Scottish Power will turn its back on fossil fuels in a deal worth over £700m to sell off its gas-fired power plants to coal giant Drax, before pouring billions of pounds into renewable energy.
The Big Six energy company confirmed a Sunday Telegraph report last month which first revealed that Drax hoped to buy a string of gas and hydro power plants in a bid to survive the UK’s shift to cleaner power.
Scottish Power’s chief executive Keith Anderson said the group will undertake a “pivotal shift” by investing £5.2bn in renewable energy and smart grids over the next four years.
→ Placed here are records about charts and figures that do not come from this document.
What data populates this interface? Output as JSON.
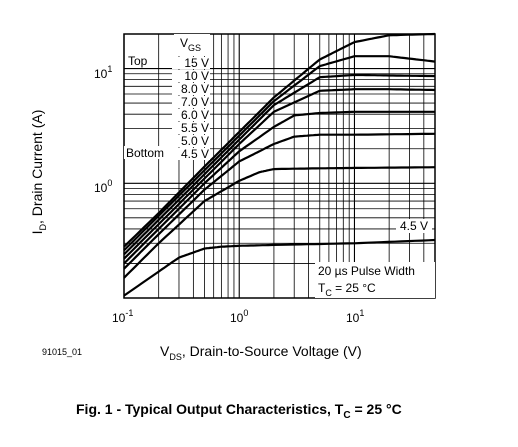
{
  "chart_data": {
    "type": "line",
    "title": "",
    "xlabel": {
      "main": "V",
      "sub": "DS",
      "rest": ", Drain-to-Source Voltage (V)"
    },
    "ylabel": {
      "main": "I",
      "sub": "D",
      "rest": ", Drain Current (A)"
    },
    "x_scale": "log",
    "y_scale": "log",
    "xlim": [
      0.1,
      50
    ],
    "ylim": [
      0.1,
      20
    ],
    "grid": true,
    "x_ticks": [
      {
        "value": 0.1,
        "base": "10",
        "exp": "-1"
      },
      {
        "value": 1,
        "base": "10",
        "exp": "0"
      },
      {
        "value": 10,
        "base": "10",
        "exp": "1"
      }
    ],
    "y_ticks": [
      {
        "value": 1,
        "base": "10",
        "exp": "0"
      },
      {
        "value": 10,
        "base": "10",
        "exp": "1"
      }
    ],
    "legend": {
      "header_main": "V",
      "header_sub": "GS",
      "top_label": "Top",
      "bottom_label": "Bottom",
      "entries": [
        "15 V",
        "10 V",
        "8.0 V",
        "7.0 V",
        "6.0 V",
        "5.5 V",
        "5.0 V",
        "4.5 V"
      ]
    },
    "annotations": {
      "curve_label": "4.5 V",
      "pulse_width": "20 µs Pulse Width",
      "temp_main": "T",
      "temp_sub": "C",
      "temp_rest": " = 25 °C"
    },
    "series": [
      {
        "gs": 15,
        "x": [
          0.1,
          0.2,
          0.5,
          1,
          2,
          5,
          10,
          20,
          50
        ],
        "y": [
          0.28,
          0.55,
          1.4,
          2.8,
          5.6,
          12,
          17,
          19.5,
          20
        ]
      },
      {
        "gs": 10,
        "x": [
          0.1,
          0.2,
          0.5,
          1,
          2,
          5,
          10,
          20,
          50
        ],
        "y": [
          0.26,
          0.52,
          1.3,
          2.6,
          5.2,
          10.5,
          12.8,
          12.8,
          11.5
        ]
      },
      {
        "gs": 8,
        "x": [
          0.1,
          0.2,
          0.5,
          1,
          2,
          5,
          10,
          20,
          50
        ],
        "y": [
          0.24,
          0.48,
          1.2,
          2.4,
          4.8,
          8.4,
          8.8,
          8.7,
          8.6
        ]
      },
      {
        "gs": 7,
        "x": [
          0.1,
          0.2,
          0.5,
          1,
          2,
          5,
          10,
          20,
          50
        ],
        "y": [
          0.22,
          0.44,
          1.1,
          2.2,
          4.2,
          6.4,
          6.6,
          6.6,
          6.5
        ]
      },
      {
        "gs": 6,
        "x": [
          0.1,
          0.2,
          0.5,
          1,
          2,
          3,
          5,
          10,
          50
        ],
        "y": [
          0.2,
          0.4,
          1.0,
          1.9,
          3.1,
          3.9,
          4.1,
          4.2,
          4.2
        ]
      },
      {
        "gs": 5.5,
        "x": [
          0.1,
          0.2,
          0.5,
          1,
          2,
          3,
          5,
          10,
          50
        ],
        "y": [
          0.18,
          0.36,
          0.88,
          1.55,
          2.2,
          2.55,
          2.65,
          2.65,
          2.7
        ]
      },
      {
        "gs": 5,
        "x": [
          0.1,
          0.2,
          0.5,
          1,
          1.5,
          2,
          5,
          10,
          50
        ],
        "y": [
          0.15,
          0.3,
          0.7,
          1.05,
          1.25,
          1.33,
          1.35,
          1.36,
          1.38
        ]
      },
      {
        "gs": 4.5,
        "x": [
          0.1,
          0.2,
          0.3,
          0.5,
          0.7,
          1,
          2,
          10,
          50
        ],
        "y": [
          0.105,
          0.17,
          0.225,
          0.27,
          0.28,
          0.285,
          0.29,
          0.3,
          0.32
        ]
      }
    ]
  },
  "figure": {
    "id": "91015_01",
    "caption_prefix": "Fig. 1 - Typical Output Characteristics, T",
    "caption_sub": "C",
    "caption_suffix": " = 25 °C"
  }
}
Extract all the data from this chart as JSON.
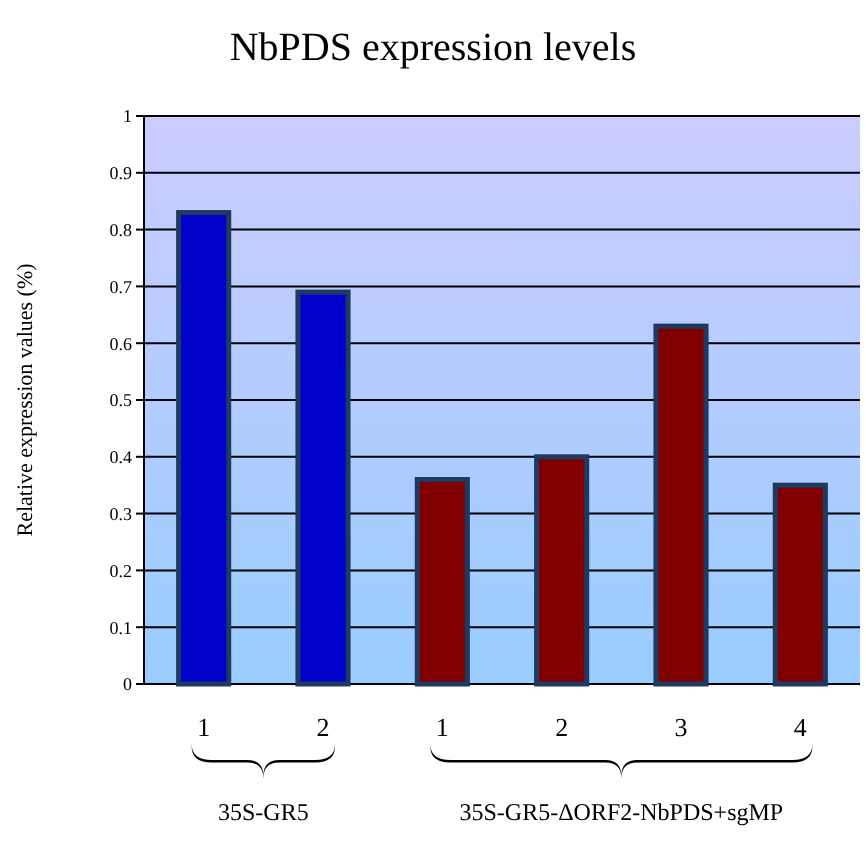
{
  "chart_data": {
    "type": "bar",
    "title": "NbPDS expression levels",
    "ylabel": "Relative expression values (%)",
    "categories": [
      "1",
      "2",
      "1",
      "2",
      "3",
      "4"
    ],
    "values": [
      0.83,
      0.69,
      0.36,
      0.4,
      0.63,
      0.35
    ],
    "colors": [
      "#0000cc",
      "#0000cc",
      "#800000",
      "#800000",
      "#800000",
      "#800000"
    ],
    "ylim": [
      0,
      1
    ],
    "yticks": [
      0,
      0.1,
      0.2,
      0.3,
      0.4,
      0.5,
      0.6,
      0.7,
      0.8,
      0.9,
      1
    ],
    "grid": "y",
    "annotations": [
      "35S-GR5",
      "35S-GR5-ΔORF2-NbPDS+sgMP"
    ]
  }
}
“We are leaving carbon generation behind for a renewable future powered by cheaper green energy. We have closed coal, sold gas and built enough wind to power 1.2 million homes,” he said.
Scottish Power's retreat from fossil fuels follows similar steps from major European utilities and energy companies including Germany's E.On, French energy group Engie, and Denmark's Orsted which was previously known as Dong Energy.
The move away from coal, gas and oil has accelerated as renewable energy costs have plummeted.
In total energy companies have invested around £56bn into renewable energy projects since 2010. The mushrooming of wind, solar and hydro power projects across the UK has pushed generation from renewable sources up by almost a fifth between 2016 and 2017 alone.
From Drax, the deal offers a £100m-a-year earnings lifeline as it scrambles to break its addiction to coal and biomass subsidies before the mid-2020s.
A ban on coal-fired power from 2025 will force Drax to shut its two remaining coal generation units. Two years later the lucrative subsidy deal which pays the generator to use biomass will also come to an end.
Will Gardiner, who replaced long-term boss Dorothy Thomson a year ago, said the deal “makes great financial and strategic sense” for Drax at “a critical time in the UK power sector”.
“As the system transitions towards renewable technologies, the demand for flexible, secure energy sources is set to grow,” he added.
Shares in the former FTSE 100 energy giant soared over 6pc to over 385p a share. The company’s market value is half what it was in 2014 when political uncertainty over biomass subsidies took a toll on the group.